George Best's alcoholism and health problems are not matters of significant public interest and neither the media nor the public they serve have a right to any information above and beyond that which Best himself chooses to impart. That is the simple, immutable bottom line.
Nor was it only the newspapers, both tabloid and "quality", which were caught up in all of this. In the space of a few hours on Monday afternoon phone-in programmes on two radio stations carried interviews with Best's doctor in which attempts were made to glean extra slivers of information about his condition. The doctor, to his professional credit, kept his counsel and at least one of the presenters had the good grace and humanity to express a degree of unease about going down this line of inquiry in the first place.
For anyone with even a passing interest in or genuine concern about how the media in this country go about their business it was a thoroughly depressing and cheapening chain of events. It was something George Best did not deserve and the whole sorry episode unfolded without even the slightest hint of journalistic explanation or justification. If the ultimate aim was to provide help or support for George himself, it is impossible to conceive of a more wrong-headed way to go about it.
The timing of all of this probably doesn't help. The Northern Ireland team is in a sustained trough of mediocre results and substandard performances on the pitch and after the Neil Lennon affair is faring even worse off it. The shameful and degrading treatment of Lennon in the friendly against Norway propelled Northern Ireland football into the popular consciousness for the first time in almost 20 years, but unfortunately for the Irish Football Association it was for the wrong reasons.
The "will he won't he" story of Lennon's international football future was hard copy, generating genuine public interest while the Northern Ireland team itself muddled on without any apparent direction or focus.
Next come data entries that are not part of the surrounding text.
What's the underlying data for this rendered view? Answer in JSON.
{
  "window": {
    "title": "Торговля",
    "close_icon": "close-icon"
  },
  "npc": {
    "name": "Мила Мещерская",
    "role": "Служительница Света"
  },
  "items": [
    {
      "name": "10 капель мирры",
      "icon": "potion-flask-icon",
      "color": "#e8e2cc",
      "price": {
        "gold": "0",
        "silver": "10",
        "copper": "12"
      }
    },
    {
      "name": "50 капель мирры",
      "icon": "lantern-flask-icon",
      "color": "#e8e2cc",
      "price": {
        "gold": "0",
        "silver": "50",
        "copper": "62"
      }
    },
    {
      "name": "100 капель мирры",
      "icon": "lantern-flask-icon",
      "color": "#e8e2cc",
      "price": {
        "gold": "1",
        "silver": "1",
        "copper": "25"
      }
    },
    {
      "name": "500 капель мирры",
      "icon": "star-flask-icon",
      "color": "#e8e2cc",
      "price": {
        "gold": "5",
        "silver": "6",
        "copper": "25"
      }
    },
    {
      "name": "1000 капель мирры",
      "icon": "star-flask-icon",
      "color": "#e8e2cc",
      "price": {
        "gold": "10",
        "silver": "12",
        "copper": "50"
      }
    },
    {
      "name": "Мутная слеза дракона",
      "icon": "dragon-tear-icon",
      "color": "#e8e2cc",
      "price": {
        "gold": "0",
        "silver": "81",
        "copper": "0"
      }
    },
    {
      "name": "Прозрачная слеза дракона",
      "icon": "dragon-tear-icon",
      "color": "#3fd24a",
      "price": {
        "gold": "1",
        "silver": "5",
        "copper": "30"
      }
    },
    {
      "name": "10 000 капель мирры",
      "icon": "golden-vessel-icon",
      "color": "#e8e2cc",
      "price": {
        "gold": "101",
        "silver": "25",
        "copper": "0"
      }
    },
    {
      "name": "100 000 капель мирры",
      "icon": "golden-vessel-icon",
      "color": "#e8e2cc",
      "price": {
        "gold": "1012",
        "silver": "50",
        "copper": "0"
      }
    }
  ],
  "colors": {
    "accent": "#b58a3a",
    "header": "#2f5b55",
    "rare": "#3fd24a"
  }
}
The paucity of ambition that now surrounds the Northern Ireland set-up seems a lifetime away from the 1980s sides which dragged themselves through qualification campaigns for major tournaments thanks in large part to an unstoppable drive and unshakeable determination.
The Lennon episode and the overwhelming ordinariness of the Northern Ireland team of 2001 go a long way to explaining this enduring obsession with a player who performed only fitfully for his national team and whose best days were behind him long before he hit 30. George Best is a symbol of time and a culture when things were different for Northern Ireland football.
The local clubs were much stronger. Huge crowds came to stand on the terraces of Windsor Park to watch Northern Ireland play. And in Best they had a player of such untouchable talent that he effortlessly straddled the sectarian divide to become someone of genuine iconic status for both sides of the community.
The verbal lynching of Neil Lennon was stark proof of the way that togetherness has disappeared forever. A public front may have been cobbled together last Saturday afternoon, but the hounding of George Best shows Northern Ireland football is more comfortable with sepia-toned memories from the past than it is with facing up to the future.